Preparation and Performance of Thermoplastic Polyurethane Nanocomposites Based on Multi-scale Structure and Interface Design

The development of miniaturization, intelligence and high integration of electronic components urgently requires packaging materials with efficient thermal management and thermal conductivity performance. In order to improve the mechanical and thermal conductivity of thermoplastic polyurethane (TPU), Al₂O₃/MWCNTs/TPU nanocomposites were prepared using TPU as matrix and Al₂O₃ and MWCNTs as nano-fillers based on multi-scale structure and interface design. The microstructure, mechanical properties, heat resistance performance and thermal conductivity of the synthesized filler and TPU composites were investigated. FTIR proved that hydroxylation modification of Al₂O₃, amination modification, acidification of MWCNTs, and amide bonding of Al₂O₃/MWCNTs was successful. The results of POM and FESEM analysis show that the dispersion of the modified fillers in the matrix is relatively uniform, and the interaction between Al₂O₃-MWCNTs could be seen in the ternary nanocomposites.
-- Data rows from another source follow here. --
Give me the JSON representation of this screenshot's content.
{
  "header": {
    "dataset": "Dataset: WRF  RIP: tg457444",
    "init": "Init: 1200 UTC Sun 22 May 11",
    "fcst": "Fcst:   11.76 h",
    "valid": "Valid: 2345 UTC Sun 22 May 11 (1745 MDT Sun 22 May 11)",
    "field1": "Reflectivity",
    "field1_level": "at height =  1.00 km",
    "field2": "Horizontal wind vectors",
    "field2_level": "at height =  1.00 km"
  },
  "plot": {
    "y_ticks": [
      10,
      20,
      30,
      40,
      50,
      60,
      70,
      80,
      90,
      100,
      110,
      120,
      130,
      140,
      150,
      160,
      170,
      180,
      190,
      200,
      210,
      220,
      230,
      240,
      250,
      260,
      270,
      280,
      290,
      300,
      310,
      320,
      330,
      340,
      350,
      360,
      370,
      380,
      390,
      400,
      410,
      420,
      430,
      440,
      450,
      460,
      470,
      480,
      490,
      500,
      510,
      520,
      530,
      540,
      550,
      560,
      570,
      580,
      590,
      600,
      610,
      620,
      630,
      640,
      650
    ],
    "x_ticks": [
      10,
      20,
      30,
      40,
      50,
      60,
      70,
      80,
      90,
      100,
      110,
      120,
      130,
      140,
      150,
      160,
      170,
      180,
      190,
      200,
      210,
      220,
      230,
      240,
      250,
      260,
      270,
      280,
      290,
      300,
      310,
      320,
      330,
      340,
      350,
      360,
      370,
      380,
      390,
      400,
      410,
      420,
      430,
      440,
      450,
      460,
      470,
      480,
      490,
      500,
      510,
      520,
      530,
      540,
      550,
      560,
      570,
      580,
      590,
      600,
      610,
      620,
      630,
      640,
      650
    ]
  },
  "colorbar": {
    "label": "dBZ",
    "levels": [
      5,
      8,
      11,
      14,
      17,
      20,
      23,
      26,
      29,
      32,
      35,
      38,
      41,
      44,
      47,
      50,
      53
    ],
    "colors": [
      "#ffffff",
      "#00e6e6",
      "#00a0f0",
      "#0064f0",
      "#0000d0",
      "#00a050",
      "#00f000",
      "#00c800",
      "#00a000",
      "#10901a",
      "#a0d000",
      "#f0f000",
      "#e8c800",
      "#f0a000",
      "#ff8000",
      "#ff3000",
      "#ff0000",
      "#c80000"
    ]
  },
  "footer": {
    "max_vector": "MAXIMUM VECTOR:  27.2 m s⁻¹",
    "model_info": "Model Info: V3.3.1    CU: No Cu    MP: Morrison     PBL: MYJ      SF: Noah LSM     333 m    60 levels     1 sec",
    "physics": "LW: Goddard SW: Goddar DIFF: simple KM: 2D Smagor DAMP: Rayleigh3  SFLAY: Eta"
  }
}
The best mechanical properties of Al₂O₃/TPU nanocomposites were obtained at 5% filler content, and the best values of MWCNTs/TPU and Al₂O₃/MWCNTs/TPU nanocomposites were obtained at 0.5% filler content. Moreover, the mechanical properties of ternary nanocomposites were significantly improved compared with binary nanocomposites. TGA analysis results show that the thermal stability of the nanocomposites is greatly improved compared with that of pure TPU. Thermal conductivity analysis results show that the thermal conductivity of nano-composites increased by 19.1% after the addition of modified Al₂O₃ and 95.1% after the addition of modified MWCNTs, while the thermal conductivity of ternary nano-composites increases by 124.6% compared with pure TPU under the same filler content.